I’m sure you’ve heard the old truism: What Gets Measured Get Done.
Once we start applying this idea, we do indeed find a lot of truth in it. If you want people to show up on time, start keeping track of when they show up. Give them feedback. Poof: ontime stats go up.
But when we measure something, we often create unintended consequences. Here’s a great example you may have experienced.
Many call centers want the telephone answered promptly. So they put a new measure in place: How quickly is the phone answered? But here’s what happens: a customer service rep hears the phone ring. He interrupts the call he’s on and says “Will you hold, please?” Then he picks up the ringing phone and say (in less than one half second) “Hold please” and put that call on hold. Then he resumes his original conversation.
Now a manager who has implemented this policy looks at the statistics. Wow! Before the policy, it took an average of 30 seconds to answer the phone. Now it takes an average of 10 seconds. And all we did was to start measuring it. She’s very happy because her statistic went in the right direction. So, presumably, her bonus will go in the right direction.
If she were to look at the actual behavior, she might decide that it’s okay (based on caller feedback, one hopes), or she might say “That’s not what we wanted at all.” In either case, she needs to be aware of the unintended consequence of measuring a specific behavior.
Here’s another element you need to consider: Just because it’s not being measured doesn’t mean it’s not being done.
In small companies especially, lots of people just know what needs to be done and they do it. So we only institute measures when we need to consciously make a change. Smaller companies have a good sense of the goals and the mission and the direction that things need to go. There’s not much confusion, generally speaking.
In larger organizations, if someone were to say that they want a little more focus on customer service, there would ensue a lengthy discussion. What is customer service? How do you measure it? Point to a thing that needs improving.
In smaller organizations, it’s easier to just have a sense about how things are going. Actually measuring behaviors might not contribute anything to the discussion.
As one of my companies grows, we are considering handing some budgetary authority over to one of the managers for the first time. I’m reluctant to do this, even though it is the next logical step. Budgets are a very natural way to measure things. How much did we spend on x and y and z?
But budgets can be used to make bizarre and irrational decisions. Just look at state governments. They make labor cuts “across the board” and thereby make programs completely useless. [Editor’s note: Please look through your local newspaper and insert an appropriate example here. It won’t take very long to find one.]
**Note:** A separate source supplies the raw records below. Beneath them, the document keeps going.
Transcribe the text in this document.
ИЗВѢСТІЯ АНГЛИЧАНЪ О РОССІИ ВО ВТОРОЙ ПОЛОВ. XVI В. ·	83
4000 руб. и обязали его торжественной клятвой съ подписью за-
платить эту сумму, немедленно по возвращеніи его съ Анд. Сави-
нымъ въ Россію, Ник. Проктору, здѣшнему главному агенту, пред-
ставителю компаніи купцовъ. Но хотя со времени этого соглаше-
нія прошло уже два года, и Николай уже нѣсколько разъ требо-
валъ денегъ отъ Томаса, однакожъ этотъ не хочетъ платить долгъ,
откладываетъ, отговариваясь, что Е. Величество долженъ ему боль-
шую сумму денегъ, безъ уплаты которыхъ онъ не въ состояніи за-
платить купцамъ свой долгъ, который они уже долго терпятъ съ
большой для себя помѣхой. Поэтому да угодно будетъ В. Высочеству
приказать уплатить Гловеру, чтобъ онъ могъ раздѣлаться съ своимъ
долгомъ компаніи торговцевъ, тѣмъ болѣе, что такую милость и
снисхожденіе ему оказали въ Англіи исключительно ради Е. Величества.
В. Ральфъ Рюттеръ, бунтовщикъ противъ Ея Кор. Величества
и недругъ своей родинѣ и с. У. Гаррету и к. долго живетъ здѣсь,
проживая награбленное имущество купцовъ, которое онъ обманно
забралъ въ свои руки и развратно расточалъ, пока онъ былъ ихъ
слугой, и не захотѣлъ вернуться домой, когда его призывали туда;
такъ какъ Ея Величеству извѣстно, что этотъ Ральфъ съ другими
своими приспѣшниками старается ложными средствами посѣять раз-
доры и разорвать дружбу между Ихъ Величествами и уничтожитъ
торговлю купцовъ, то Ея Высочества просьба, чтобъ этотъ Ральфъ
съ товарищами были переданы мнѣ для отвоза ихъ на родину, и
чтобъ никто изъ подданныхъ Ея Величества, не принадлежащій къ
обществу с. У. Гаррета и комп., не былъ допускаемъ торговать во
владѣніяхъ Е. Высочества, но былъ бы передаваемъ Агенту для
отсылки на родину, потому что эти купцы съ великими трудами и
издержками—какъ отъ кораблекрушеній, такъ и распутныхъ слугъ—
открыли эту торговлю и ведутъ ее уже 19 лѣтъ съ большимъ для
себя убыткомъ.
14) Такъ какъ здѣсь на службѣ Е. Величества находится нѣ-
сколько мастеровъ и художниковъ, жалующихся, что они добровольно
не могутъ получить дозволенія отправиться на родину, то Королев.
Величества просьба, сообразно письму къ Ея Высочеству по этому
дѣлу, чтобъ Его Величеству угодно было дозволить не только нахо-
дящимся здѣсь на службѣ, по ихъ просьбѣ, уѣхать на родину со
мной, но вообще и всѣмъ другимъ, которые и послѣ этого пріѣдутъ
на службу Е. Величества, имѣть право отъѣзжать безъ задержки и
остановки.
I’m concerned, for example, that once a manager starts looking at a budget, he’ll zoom in on labor. Labor’s the biggest expense in our budget. But we don’t have any problems with labor. We don’t have excessive overtime. I don’t want to artificially hold down raises. Overall, I don’t see a need to change anything.
But once it gets measured . . . something will happen. Another truism is that the act of measuring something affects the thing that’s being measured. This is true in science and even more true in human behavior.
So here is the rule with it’s two correlates:
Rule: What gets measured get done.
Cor 1: Once you start measurig something, you’ll see unexpected consequences.
Cor 2: Just because something’s not being measured doesn’t mean it’s not being done.
As a behavioralist, I’m eager to make changes and see what happens. But I’ve learned that you need to observe more broadly than the one thing that needs to change.